Objective: To define static, dynamic, and cognitive fit and their interactions as they pertain to exosystems and to document open research needs in using these fit characteristics to inform exosystem design.
Background: Initial exosystem sizing and fit evaluations are currently based on scalar anthropometric dimensions and subjective assessments. As fit depends on ongoing interactions related to task setting and user, attempts to tailor equipment have limitations when optimizing for this limited fit definition.
Method: A targeted literature review was conducted to inform a conceptual framework defining three characteristics of exosystem fit: static, dynamic, and cognitive. Details are provided on the importance of differentiating fit characteristics for developing exosystems.

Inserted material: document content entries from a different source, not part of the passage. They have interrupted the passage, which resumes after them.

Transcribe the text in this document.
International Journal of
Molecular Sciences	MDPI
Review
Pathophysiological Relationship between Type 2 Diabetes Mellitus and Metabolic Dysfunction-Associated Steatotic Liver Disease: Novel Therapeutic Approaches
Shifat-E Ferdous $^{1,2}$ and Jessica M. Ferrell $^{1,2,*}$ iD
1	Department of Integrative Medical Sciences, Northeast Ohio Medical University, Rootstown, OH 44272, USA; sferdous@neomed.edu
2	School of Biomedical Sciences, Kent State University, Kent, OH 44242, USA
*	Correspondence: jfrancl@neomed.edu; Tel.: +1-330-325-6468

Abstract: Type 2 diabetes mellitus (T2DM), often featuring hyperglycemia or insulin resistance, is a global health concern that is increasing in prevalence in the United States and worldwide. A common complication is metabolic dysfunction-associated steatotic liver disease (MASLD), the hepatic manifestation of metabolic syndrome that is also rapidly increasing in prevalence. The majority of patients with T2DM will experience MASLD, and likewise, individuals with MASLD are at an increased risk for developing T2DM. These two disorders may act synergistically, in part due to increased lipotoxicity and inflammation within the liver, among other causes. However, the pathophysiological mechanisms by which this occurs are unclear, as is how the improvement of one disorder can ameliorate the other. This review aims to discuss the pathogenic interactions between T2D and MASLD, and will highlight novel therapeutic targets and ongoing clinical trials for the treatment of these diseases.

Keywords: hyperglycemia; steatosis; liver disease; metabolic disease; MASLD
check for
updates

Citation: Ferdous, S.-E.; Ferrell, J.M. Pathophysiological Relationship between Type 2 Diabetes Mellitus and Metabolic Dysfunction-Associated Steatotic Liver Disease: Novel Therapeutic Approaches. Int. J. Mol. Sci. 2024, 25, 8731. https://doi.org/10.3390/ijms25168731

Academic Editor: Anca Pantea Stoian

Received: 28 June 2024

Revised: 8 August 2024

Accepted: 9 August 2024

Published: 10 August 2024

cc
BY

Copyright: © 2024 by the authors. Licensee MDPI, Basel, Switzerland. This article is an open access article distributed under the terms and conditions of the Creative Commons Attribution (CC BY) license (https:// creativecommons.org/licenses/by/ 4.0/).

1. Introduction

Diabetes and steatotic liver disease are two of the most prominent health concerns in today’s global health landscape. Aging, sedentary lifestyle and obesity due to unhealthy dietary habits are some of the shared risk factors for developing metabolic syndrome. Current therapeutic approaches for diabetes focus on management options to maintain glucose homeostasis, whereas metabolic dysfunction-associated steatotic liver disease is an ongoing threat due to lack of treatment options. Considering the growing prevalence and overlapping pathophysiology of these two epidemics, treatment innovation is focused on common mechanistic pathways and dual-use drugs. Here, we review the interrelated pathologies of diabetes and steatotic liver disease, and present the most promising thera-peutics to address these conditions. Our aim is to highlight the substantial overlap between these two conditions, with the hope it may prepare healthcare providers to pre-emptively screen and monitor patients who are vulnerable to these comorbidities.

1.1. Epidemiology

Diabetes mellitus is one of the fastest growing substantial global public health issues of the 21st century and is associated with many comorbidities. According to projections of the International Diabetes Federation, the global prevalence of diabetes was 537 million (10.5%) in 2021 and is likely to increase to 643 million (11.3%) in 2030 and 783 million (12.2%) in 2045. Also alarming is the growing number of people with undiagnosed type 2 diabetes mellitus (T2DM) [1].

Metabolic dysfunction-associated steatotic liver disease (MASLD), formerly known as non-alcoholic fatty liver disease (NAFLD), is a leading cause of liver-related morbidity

Results: Static fit considers alignment between human and equipment and requires understanding anthropometric characteristics of target users and geometric equipment features. Dynamic fit assesses how the human and equipment move and interact with each other, with a focus on the relative alignment between the two systems. Cognitive fit considers the stages of human-information processing, including somatosensation, executive function, and motor selection. Human cognitive capabilities should remain available to process task- and stimulus-related information in the presence of an exosystem. Dynamic and cognitive fit are operationalized in a task-specific manner, while static fit can be considered for predefined postures.
Conclusion: A deeper understanding of how an exosystem fits an individual is needed to ensure good human-system performance. Development of methods for evaluating different fit characteristics is necessary.
Application: Methods are presented to inform exosystem evaluation across physical and cognitive characteristics.
Keywords: anthropometry; executive function; exoskeleton; range of motion; somatosensation.